The Chancellor, 440 S. Rampart Blvd., shares ownership and a courtyard with El Dorado Cantina, next door in Tivoli Village. And the space downstairs from The Chancellor is used for extra seating by the Cantina. But The Chancellor is very deliberately its own restaurant, said Ryan Klaasen, chief operating officer of both places.
“It’s a separate menu here, separate staff, separate cocktail program. We wanted to differentiate and create a different experience for the guests.”
That experience needed to be distinct not just from El Dorado Cantina, but also (despite keeping the speakeasy space) from Exclusivo, which specialized in progressive Mexican cooking. As the owners decided to expand the menu beyond food-forward Mexican, a new name seemed a better fit, Klaasen said, for the reimagined restaurant.
Enter The Chancellor.
Saluting digital currency
That name surely has one of the most unusual backstories in Las Vegas food and drink. The owners of the restaurant, Klaasen said, have been involved in Bitcoin mining. “The Chancellor” is taken from a January 2009 Times of London headline famously embedded in the original Bitcoin block.
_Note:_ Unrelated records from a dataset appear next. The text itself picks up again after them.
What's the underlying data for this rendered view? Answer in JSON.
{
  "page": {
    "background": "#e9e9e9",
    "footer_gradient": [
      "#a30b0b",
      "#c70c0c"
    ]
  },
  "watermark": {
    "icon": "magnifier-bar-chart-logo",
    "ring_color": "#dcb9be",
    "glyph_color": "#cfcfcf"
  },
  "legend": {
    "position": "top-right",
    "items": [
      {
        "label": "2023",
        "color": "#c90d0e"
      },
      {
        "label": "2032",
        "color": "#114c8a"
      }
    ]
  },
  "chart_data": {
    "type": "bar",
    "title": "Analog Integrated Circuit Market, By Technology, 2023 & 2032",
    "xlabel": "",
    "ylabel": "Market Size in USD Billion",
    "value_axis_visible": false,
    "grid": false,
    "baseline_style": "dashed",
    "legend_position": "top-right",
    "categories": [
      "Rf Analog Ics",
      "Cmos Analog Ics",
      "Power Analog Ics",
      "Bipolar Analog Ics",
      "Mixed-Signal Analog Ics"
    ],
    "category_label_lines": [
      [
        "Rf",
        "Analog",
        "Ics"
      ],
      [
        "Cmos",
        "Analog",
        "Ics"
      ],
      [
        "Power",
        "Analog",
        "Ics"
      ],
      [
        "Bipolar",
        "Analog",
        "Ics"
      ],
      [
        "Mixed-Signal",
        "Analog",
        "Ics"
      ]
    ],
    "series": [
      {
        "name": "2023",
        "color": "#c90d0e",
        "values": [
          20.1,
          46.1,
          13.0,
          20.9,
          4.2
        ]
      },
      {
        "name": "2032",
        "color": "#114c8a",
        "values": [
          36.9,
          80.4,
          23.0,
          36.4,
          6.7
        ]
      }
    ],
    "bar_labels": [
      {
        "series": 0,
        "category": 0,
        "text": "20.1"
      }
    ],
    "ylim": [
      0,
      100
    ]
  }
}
The headline indicates the Chancellor of the Exchequer is about to OK more money for banks during the global financial crisis. Many believe the inclusion of the headline jabs at the traditional banking system Bitcoin was designed to disrupt.
A stint with a Michelin-starred chef
Back in meat space, The Chancellor offers an ecumenical internationally inclined menu nicely edited into salads, hot and cold bites, and large shareable plates.
A Nevada salad, a reworking of a classic Cobb, is sharpened by jalapeño vinaigrette. Bluefin tuna consorts with sriracha dressing atop crisp sushi rice. For a hamachi tostada, the fish is cold-smoked in cherrywood beneath a glass cloche. When the dome is lifted, the smoke rises — and tempts.
“The room is small and everyone can smell it and they ask what it is,” said John Miranda, corporate chef for the company that owns The Chancellor and El Dorado Cantina. (Miranda’s bona fides include a stint as chef de cuisine at Twist by Pierre Gagnaire, the three-star Michelin chef whose Twist closed on the Strip during the pandemic.)
Among the hot bites, there is karaage chicken rendered as a taco, a lobster empanada topped with duxelles (a distant cousin, perhaps, of beef Wellington), and a chipotle pork tamal fashioned from masa that harnesses heirloom Mexican corn. The corn is nixtamalized locally in an alkali-cooking process that makes it easier to grind and more nutritious.
The current menu offers five shareable large plates, including whole branzino roasted in banana leaf and a brawny 32-ounce tomahawk rib-eye. From salads to bites to plates, “the concept is to eat multiple things and try as much as you can,” Miranda said.
That speakeasy feel
The Chancellor seats about 36; a dozen of those seats are found in The Library, just a push of the bookcase beyond the main dining room. Inside, real books fill the shelves, including 10 volumes of “The World’s Famous Orations.” Should you need a side of Pericles with your 2-pound Atlantic lobster, here it is.
The paneling of The Library continues in the restaurant proper, which also features stretches of plastered wall, an image of the Library of Congress, ceilings that rise 15 feet and, across the back bar, wallpaper that resembles sketches of classical architectural elements.
The Chancellor isn’t dark, but its rich wood and upholstery and striking chandeliers make it feel clubby (which is to say, feel speakeasy). The dining room overlooks the main drag of Tivoli Village, offering a moody contrast to its breezy cheery faux-Mediterranean feel.
In Vegas, a town that celebrates the inside line, a speakeasy feels right.